- What are your grade school memories?
- What was your school building like?
- Who were your favorite friends?
- Did you wear anything specific to school?
- Have you revisited any of your schools?
- Flying from Fairbanks to Tanana
On May 2, 2013, I flew out of Fairbanks, Alaska to visit the school I’d attended in third grade — When my father had been the Public Health Service physician at the hospital. An hour and 20 minutes later the Piper Navajo touched down at Tanana, an Athabascan Indian village along the still-frozen, mile-wide Yukon River. The road to the school was a mix of semi-frozen mud, icy snow, and puddles with a light glaze of frost. I was glad for my tall rubber boots.
My purpose was to show slides to the students and share the history of their school; and, I was curious to see how the school facility had weathered over time – and what memories would be evoked by walking the hall again.
To get the students’ attention, I pulled out the moose skin and rabbit-trimmed mittens, and the moose skin mukluks, I’d worn as a little girl in the village. I held up my book, From Kansas Wheat Fields to Alaska Tundra, which showed our family picture with me wearing those items.
They were hooked. I jumped in with questions. Their hands waved with answers and their eyes twinkled with fun.
“How many people live in Tanana today? After a group discussed reply, they agreed: Either 206 or 207.
“Before this school was built, where was school held?”
No one raised a hand.
I replied, “Quonset huts, or shelter wells as some people called them, with oil stoves and with electricity strung from the hospital generator. No plumbing, no windows. Can you imagine trying to hang a writing board on a round wall? Or put a bookshelf against a curved partition?”
The children laughed. The teachers shook their heads and grimaced.
“Do you know who this school was named for?” I asked.
Not a hand shot up. The adults nudged one another and whispered.
“Maudry Sommers. Her children were my classmates. I thought her son, Chris, was the cutest little boy I’d ever seen: curly red hair, freckles, and brown eyes – they were the only red-haired Athabascans on the Yukon River.
The girls giggled. The boys grunted.
“I saw Chris, downriver, at Galena, last year. At one time, he was the chief.”
The time flew by. I learned from their responses as much as I taught them.
I concluded by saying, “You can read about school back then, in ‘A’ is for Alaska: Teacher to the Territory.
The younger students wanted to try on the mittens and touch the mukluks. The adults examined the handwork and stitching. The older girls thumbed through my books. I passed out bookmarks.

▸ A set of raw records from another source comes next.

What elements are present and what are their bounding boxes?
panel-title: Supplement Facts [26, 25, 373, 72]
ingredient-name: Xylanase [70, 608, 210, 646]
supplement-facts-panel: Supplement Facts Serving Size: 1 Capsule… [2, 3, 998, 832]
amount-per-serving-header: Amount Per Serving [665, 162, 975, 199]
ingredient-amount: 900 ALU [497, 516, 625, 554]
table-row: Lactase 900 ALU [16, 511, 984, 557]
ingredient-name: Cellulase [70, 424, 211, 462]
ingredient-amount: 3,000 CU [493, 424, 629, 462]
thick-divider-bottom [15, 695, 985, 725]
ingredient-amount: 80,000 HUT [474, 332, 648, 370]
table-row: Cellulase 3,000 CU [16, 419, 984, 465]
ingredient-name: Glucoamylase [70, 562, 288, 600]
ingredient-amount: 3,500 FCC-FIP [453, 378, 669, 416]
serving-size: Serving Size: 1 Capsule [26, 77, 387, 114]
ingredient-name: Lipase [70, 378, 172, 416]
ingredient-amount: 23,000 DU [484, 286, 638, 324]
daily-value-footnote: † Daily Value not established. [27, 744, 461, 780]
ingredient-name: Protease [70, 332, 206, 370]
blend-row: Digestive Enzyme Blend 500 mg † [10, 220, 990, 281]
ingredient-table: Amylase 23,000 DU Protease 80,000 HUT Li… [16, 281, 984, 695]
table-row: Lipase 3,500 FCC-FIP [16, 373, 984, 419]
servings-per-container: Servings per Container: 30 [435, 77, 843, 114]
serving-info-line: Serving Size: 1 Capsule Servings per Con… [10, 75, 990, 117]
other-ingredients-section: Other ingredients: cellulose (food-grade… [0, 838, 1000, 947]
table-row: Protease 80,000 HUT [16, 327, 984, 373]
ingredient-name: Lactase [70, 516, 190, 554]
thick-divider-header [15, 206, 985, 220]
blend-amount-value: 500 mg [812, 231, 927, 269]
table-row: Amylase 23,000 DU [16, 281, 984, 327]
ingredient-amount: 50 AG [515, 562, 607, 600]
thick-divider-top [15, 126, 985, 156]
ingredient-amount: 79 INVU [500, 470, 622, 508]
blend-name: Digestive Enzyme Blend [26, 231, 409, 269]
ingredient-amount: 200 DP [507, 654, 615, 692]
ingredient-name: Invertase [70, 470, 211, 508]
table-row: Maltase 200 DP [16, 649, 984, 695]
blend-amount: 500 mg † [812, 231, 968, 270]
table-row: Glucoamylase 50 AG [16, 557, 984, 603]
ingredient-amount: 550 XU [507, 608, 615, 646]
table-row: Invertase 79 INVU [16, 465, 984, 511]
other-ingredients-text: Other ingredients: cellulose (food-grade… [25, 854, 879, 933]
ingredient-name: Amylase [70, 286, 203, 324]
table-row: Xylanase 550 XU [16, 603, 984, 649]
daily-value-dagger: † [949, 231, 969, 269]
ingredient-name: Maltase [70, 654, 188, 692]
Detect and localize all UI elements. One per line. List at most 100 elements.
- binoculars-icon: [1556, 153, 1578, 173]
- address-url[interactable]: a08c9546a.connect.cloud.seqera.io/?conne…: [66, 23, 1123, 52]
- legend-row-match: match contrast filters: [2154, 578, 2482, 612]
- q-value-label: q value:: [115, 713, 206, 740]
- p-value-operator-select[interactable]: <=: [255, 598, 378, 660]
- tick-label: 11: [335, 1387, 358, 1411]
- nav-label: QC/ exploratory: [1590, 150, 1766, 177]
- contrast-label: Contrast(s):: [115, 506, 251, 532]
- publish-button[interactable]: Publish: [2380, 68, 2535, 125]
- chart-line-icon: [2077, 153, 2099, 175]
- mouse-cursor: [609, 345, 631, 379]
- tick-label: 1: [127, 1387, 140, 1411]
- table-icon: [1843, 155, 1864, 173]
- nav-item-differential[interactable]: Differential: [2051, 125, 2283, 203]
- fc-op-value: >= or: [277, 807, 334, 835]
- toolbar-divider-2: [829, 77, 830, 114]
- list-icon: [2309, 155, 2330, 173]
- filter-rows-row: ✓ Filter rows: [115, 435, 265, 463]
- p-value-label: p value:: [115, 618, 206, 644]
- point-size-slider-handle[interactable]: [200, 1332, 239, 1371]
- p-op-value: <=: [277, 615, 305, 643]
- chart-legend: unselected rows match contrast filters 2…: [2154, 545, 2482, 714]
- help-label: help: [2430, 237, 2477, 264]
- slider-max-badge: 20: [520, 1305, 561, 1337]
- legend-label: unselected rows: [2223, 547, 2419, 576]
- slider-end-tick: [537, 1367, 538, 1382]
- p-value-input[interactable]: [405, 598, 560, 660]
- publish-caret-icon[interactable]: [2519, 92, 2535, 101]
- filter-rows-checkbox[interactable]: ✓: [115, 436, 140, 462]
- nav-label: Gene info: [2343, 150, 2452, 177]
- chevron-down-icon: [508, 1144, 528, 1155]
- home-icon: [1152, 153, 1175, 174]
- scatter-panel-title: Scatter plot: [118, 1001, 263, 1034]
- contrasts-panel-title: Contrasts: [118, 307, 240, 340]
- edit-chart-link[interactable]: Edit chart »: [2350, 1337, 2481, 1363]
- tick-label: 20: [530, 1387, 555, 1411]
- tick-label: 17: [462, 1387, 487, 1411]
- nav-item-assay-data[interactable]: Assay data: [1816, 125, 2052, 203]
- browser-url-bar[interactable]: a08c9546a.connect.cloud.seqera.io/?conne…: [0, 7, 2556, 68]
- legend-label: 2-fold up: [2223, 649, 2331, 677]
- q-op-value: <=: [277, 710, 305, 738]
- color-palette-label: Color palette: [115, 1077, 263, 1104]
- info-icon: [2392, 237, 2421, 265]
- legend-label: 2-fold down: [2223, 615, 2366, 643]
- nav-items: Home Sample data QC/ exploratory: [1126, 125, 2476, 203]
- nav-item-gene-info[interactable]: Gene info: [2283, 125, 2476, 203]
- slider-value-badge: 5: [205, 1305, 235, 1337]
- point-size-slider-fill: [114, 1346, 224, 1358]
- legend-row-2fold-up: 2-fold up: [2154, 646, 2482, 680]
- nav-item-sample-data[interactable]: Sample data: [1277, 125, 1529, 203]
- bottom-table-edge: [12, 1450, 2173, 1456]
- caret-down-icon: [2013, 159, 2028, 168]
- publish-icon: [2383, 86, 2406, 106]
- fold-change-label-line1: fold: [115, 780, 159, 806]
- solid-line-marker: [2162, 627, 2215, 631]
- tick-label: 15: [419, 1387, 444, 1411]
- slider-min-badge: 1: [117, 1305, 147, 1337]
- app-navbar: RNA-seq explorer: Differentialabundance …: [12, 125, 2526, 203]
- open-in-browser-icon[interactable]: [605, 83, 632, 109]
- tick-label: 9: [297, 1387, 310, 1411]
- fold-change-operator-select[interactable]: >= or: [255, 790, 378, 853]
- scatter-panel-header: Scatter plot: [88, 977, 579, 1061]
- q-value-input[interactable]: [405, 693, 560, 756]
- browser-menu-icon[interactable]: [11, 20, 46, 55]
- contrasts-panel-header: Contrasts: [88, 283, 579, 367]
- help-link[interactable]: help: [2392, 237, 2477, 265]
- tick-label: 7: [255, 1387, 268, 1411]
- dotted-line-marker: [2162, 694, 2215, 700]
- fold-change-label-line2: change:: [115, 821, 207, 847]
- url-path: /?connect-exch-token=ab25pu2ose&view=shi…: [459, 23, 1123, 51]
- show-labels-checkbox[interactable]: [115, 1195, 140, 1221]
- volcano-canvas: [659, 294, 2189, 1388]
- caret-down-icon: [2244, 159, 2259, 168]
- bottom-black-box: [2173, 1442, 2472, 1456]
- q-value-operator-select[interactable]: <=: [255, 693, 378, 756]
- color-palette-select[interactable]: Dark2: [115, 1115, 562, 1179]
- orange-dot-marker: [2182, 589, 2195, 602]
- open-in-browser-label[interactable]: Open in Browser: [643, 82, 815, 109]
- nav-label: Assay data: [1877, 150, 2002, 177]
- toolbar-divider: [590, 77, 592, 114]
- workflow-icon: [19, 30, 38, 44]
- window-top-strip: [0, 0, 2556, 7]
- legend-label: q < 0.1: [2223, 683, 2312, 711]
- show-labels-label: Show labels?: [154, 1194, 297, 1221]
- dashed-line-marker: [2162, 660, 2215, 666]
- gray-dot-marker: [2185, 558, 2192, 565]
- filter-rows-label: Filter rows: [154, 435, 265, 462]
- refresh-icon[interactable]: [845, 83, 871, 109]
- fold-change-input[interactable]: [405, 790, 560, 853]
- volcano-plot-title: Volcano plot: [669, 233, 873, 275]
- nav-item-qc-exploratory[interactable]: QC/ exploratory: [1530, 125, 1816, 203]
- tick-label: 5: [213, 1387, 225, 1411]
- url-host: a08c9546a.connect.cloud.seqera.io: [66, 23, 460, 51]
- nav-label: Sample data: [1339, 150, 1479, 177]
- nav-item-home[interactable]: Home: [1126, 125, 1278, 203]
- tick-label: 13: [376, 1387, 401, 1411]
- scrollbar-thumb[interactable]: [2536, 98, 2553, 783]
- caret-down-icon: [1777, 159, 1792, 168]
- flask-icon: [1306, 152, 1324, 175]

The librarian purchased all four titles.
Mukluks and mittens are a part of my school memories, along with outhouses, insulation drifting down in the Quonsets, wearing corduroy elastic-waist slacks beneath my dresses, and snacking on government school subsidies of powdered milk mixed with snow, tomato juice, and sharp cheddar cheese.
(Tanana is the location of the reality TV show, “Yukon Men.” I learned from the villagers that the show is not much about reality, but mostly conjured up drama.)